Finita la prima storia! Mi accingo quindi a condividere le mie impressioni.
Il tema centrale di questa prima parte del libro è sicuramente il rimpianto, e il potere che questo ha di farci stagnare nel passato, impedendoci di proseguire verso il futuro.
Ci racconta questo la protagonista, una sceneggiatrice fallita che, alla soglia dei quarant'anni, si trova a svolgere un lavoro sicuro ma poco appagante, che non le dà alcuno stimolo.
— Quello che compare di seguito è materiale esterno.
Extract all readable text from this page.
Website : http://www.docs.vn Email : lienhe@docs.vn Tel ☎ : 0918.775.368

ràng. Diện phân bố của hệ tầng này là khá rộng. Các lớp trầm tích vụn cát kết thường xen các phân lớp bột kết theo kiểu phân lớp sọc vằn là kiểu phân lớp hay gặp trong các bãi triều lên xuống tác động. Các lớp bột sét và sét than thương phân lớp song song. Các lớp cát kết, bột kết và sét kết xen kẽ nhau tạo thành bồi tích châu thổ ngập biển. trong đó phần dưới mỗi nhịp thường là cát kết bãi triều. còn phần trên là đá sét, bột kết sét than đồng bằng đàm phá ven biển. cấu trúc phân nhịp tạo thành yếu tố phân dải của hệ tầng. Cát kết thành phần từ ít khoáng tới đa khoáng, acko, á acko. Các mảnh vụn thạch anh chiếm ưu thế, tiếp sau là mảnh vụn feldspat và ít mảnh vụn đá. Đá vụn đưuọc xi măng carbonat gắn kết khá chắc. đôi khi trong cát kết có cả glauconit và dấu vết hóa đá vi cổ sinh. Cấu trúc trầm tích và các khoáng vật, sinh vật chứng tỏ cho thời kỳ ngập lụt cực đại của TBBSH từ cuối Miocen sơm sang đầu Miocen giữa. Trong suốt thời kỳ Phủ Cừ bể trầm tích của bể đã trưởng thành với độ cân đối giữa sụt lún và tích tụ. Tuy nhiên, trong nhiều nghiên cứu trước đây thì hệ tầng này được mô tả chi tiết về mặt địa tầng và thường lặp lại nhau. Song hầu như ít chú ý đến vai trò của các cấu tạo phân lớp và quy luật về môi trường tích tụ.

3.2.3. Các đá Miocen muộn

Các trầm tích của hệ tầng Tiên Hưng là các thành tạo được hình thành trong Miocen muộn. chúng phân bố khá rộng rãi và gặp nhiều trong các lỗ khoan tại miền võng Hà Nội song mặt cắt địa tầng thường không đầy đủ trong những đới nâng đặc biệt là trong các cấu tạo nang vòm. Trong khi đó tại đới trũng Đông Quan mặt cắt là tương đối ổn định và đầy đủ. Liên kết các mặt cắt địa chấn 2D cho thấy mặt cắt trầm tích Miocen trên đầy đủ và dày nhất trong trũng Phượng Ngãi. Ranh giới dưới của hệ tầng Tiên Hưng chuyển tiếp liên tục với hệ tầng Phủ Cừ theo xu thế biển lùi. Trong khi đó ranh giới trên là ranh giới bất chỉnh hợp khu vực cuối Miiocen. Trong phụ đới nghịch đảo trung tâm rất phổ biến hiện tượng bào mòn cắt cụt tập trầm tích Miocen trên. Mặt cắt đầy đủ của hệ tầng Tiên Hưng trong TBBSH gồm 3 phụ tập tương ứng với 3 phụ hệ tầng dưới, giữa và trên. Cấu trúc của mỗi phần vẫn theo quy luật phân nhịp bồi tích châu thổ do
La musica classica è il Deus ex machina che introduce ai successivi avvenimenti. D'altronde non avrebbe potuto essere altrimenti: il Caffè della Luna Piena ci viene descritto come un luogo raffinato ed elegante.
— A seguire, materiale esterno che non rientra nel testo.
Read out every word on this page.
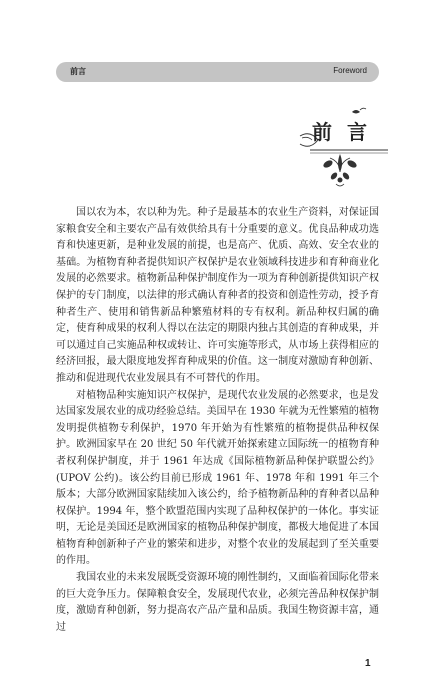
前言	Foreword
前 言

国以农为本，农以种为先。种子是最基本的农业生产资料，对保证国家粮食安全和主要农产品有效供给具有十分重要的意义。优良品种成功选育和快速更新，是种业发展的前提，也是高产、优质、高效、安全农业的基础。为植物育种者提供知识产权保护是农业领域科技进步和育种商业化发展的必然要求。植物新品种保护制度作为一项为育种创新提供知识产权保护的专门制度，以法律的形式确认育种者的投资和创造性劳动，授予育种者生产、使用和销售新品种繁殖材料的专有权利。新品种权归属的确定，使育种成果的权利人得以在法定的期限内独占其创造的育种成果，并可以通过自己实施品种权或转让、许可实施等形式，从市场上获得相应的经济回报，最大限度地发挥育种成果的价值。这一制度对激励育种创新、推动和促进现代农业发展具有不可替代的作用。

对植物品种实施知识产权保护，是现代农业发展的必然要求，也是发达国家发展农业的成功经验总结。美国早在 1930 年就为无性繁殖的植物发明提供植物专利保护，1970 年开始为有性繁殖的植物提供品种权保护。欧洲国家早在 20 世纪 50 年代就开始探索建立国际统一的植物育种者权利保护制度，并于 1961 年达成《国际植物新品种保护联盟公约》(UPOV 公约)。该公约目前已形成 1961 年、1978 年和 1991 年三个版本；大部分欧洲国家陆续加入该公约，给予植物新品种的育种者以品种权保护。1994 年，整个欧盟范围内实现了品种权保护的一体化。事实证明，无论是美国还是欧洲国家的植物品种保护制度，都极大地促进了本国植物育种创新种子产业的繁荣和进步，对整个农业的发展起到了至关重要的作用。

我国农业的未来发展既受资源环境的刚性制约，又面临着国际化带来的巨大竞争压力。保障粮食安全，发展现代农业，必须完善品种权保护制度，激励育种创新，努力提高农产品产量和品质。我国生物资源丰富，通过

1
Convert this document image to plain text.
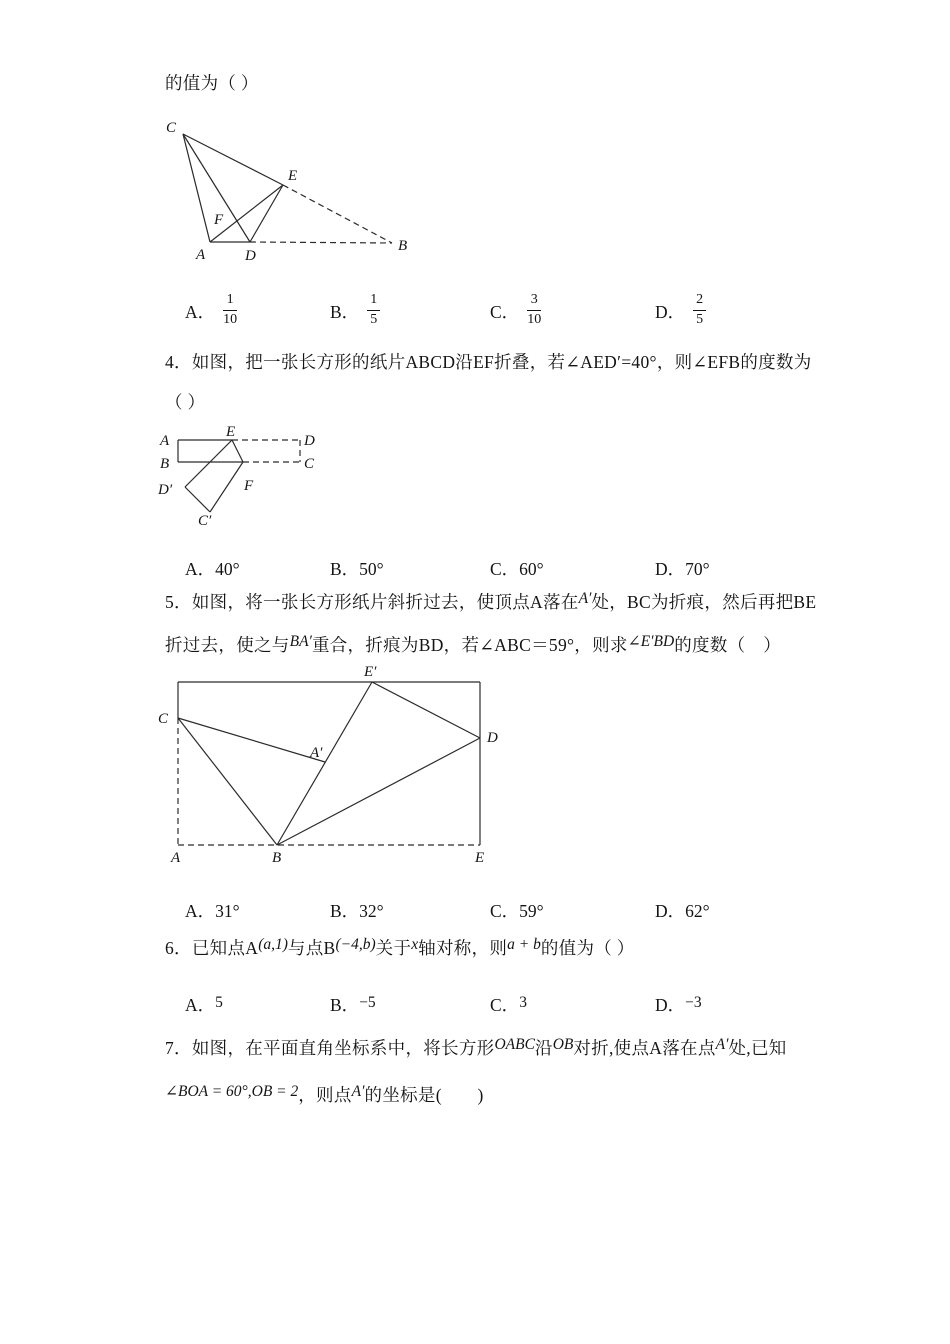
的值为（ ）
C
E
F
A	D
B
A． $\frac{1}{10}$	B． $\frac{1}{5}$	C． $\frac{3}{10}$	D． $\frac{2}{5}$
4．如图，把一张长方形的纸片ABCD沿EF折叠，若∠AED′=40°，则∠EFB的度数为
（ ）
A
E
D
B	C
D′	F
C′
A．40°	B．50°	C．60°	D．70°
5．如图，将一张长方形纸片斜折过去，使顶点A落在A′处，BC为折痕，然后再把BE
折过去，使之与BA′重合，折痕为BD，若∠ABC＝59°，则求∠E′BD的度数（　）
C
E′
A′
D
A	B	E
A．31°	B．32°	C．59°	D．62°
6．已知点A(a,1)与点B(−4,b)关于x轴对称，则a + b的值为（ ）
A．5	B．−5	C．3	D．−3
7．如图，在平面直角坐标系中，将长方形OABC沿OB对折,使点A落在点A′处,已知
∠BOA = 60°,OB = 2，则点A′的坐标是(　　)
Interessante l'idea dei gatti che prendono forma umana. Che poi non sono neanche gatti, non si sa cosa sono; prendono le forme più coerenti per interagire con il genere umano.
L'atmosfera è sicuramente onirica: basti pensare che il gatto-chef, oltre a parlare, è pure alto due metri
. Come però ha scritto Giorgia, ci metti poco a scivolare in questa logica fantastica; forse anche perché la protagonista, per quanto incredula, sembra comunque molto tranquilla e lascia fluire gli avvenimenti.
Interessante la suddivisione della vita secondo le fasi astrologiche. Ricalcano tanto le fasi dello sviluppo umano ipotizzate da Erickson, soprattutto per il fatto che fallire una fase compromette le successive.
Riguardo alla carta astrale, grande topic del libro, sapevo che esistesse ma non ne avevo mai vista una. Le illustrazioni (che a quanto pare sono state fatte dalla stessa scrittrice; è anche una mangaka) hanno colmato questa lacuna. Unica cosa, non credo onestamente che la carta astrale sia letta correttamente; in questo frangente risponde solo ad esigenze di trama.
Il racconto si fa a tratti ambizioso: quando si parla delle fasi evolutive del genere umano, l'autrice tenta un coinvolgimento diretto del lettore:
"Perché ha usato il plurale?"
"Per indicare tutti coloro che vivono in questa epoca".
In questo senso, sembra voler dare un insegnamento a tutto il genere umano, assumendo a tratti una parvenza di misticità.
Chiudo con una citazione che mi è piaciuta molto:
"Fin'ora si è trattenuta dal piangere, dico bene? Nei momenti difficili bisogna lasciarsi andare. L'acqua ha l'effetto di far scorrere tutto via con sé".